# Margaret Kepner

Independent Artist
None
Washington, District of Columbia, USA

I enjoy exploring the possibilities for conveying ideas in new ways, primarily visually. I have a background in mathematics, which provides me with a never-ending supply of subject matter. My lifelong interest in art gives me a vocabulary and references to utilize in my work. I enjoy expressing mathematical concepts through attributes such as color, geometric forms, and patterns. One topic I have explored recently is integer sequences -- their distributions, rhythms, and overlaps. When these sequences are displayed in different formats, interesting relationships are revealed.

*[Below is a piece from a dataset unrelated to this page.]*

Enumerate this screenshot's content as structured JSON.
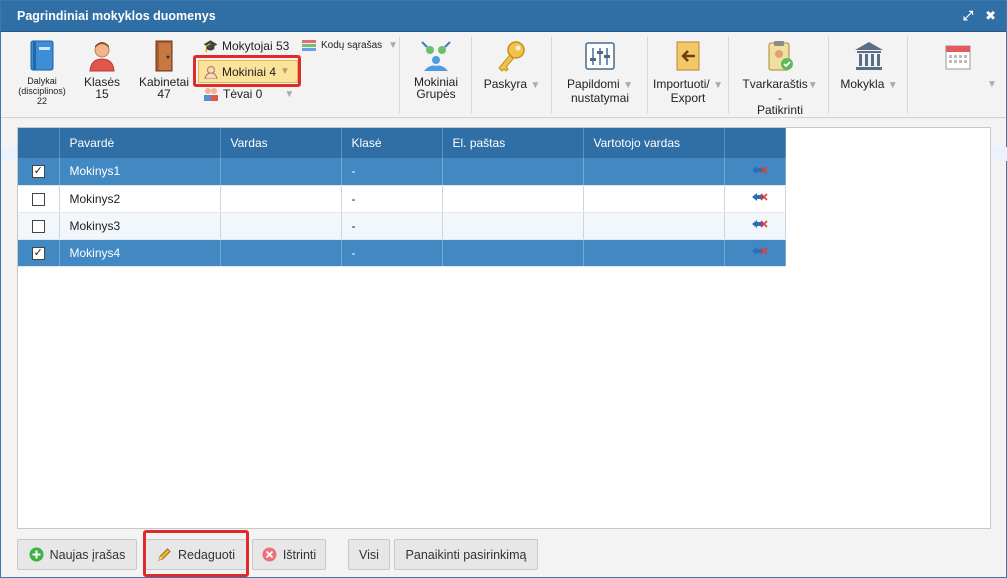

Sequences on a Square Grid - 576
50 x 50 cm
Archival Inkjet Print
2019

This work is a visual extension of the idea behind Ulam’s Spiral of Primes. The squares in a grid are numbered sequentially beginning with 1 at the center and continuing outward along a square spiral path to 576. A square is colored cyan if it is prime, magenta if it is a happy number, and yellow if it is a triangular number. For integers belonging to more than one sequence, a blended color is used. Thus, the square for 7, a happy prime, is colored purple (magenta + cyan). A secondary grid of smaller squares is color-coded according to a different set of integer sequences, and placed on top of the first one. The white square highlights a sub-table of the integers up to 256, and also echoes the smaller nested squares in the composition.

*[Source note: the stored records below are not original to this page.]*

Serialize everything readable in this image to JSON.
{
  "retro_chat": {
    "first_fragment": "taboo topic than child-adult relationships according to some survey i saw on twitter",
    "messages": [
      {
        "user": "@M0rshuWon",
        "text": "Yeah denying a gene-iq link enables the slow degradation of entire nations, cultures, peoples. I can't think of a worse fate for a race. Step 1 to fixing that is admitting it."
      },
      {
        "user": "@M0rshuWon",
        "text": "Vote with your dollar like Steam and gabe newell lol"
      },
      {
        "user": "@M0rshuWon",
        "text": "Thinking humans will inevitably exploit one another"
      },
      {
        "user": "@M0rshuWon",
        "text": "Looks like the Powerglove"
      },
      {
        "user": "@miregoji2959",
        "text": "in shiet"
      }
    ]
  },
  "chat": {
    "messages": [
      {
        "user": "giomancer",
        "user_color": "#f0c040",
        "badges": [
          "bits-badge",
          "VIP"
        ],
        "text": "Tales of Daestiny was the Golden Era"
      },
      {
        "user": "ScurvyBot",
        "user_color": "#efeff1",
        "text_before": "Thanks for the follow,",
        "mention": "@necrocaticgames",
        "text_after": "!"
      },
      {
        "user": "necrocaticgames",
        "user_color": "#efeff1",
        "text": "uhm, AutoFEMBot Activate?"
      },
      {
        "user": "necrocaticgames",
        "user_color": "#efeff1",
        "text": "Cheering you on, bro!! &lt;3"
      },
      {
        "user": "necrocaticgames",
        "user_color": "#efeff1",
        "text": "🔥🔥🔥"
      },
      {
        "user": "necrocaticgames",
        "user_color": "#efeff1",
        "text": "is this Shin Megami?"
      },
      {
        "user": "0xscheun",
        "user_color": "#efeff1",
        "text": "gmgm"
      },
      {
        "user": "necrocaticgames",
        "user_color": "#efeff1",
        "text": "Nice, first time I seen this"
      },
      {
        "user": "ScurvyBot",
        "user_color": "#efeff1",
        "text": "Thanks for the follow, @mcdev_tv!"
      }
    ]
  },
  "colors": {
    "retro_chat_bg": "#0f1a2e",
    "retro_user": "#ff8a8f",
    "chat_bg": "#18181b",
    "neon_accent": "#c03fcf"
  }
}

Sequences on a Triangular Grid - 486
50 x 50 cm
Archival Inkjet Print
2019

A spiral path traced out on a triangular grid provides the underlying structure for this piece. The path moves outward from a central triangle assigned the value 1, culminating with a triangle at the far left representing 486. Each triangle is colored according to its membership in various number sequences: primes (cyan), happy numbers (magenta), and triangular numbers (yellow). Integers occurring in more than one of these sequences result in mixed hues (orange, green, or purple). The Fibonacci numbers appear as transparent white triangles layered on top. As the crinkly path wends its way outward, nested hexagonal groupings of triangles are created. Interesting patterns emerge including several sparse areas and a yellow “spiral galaxy.”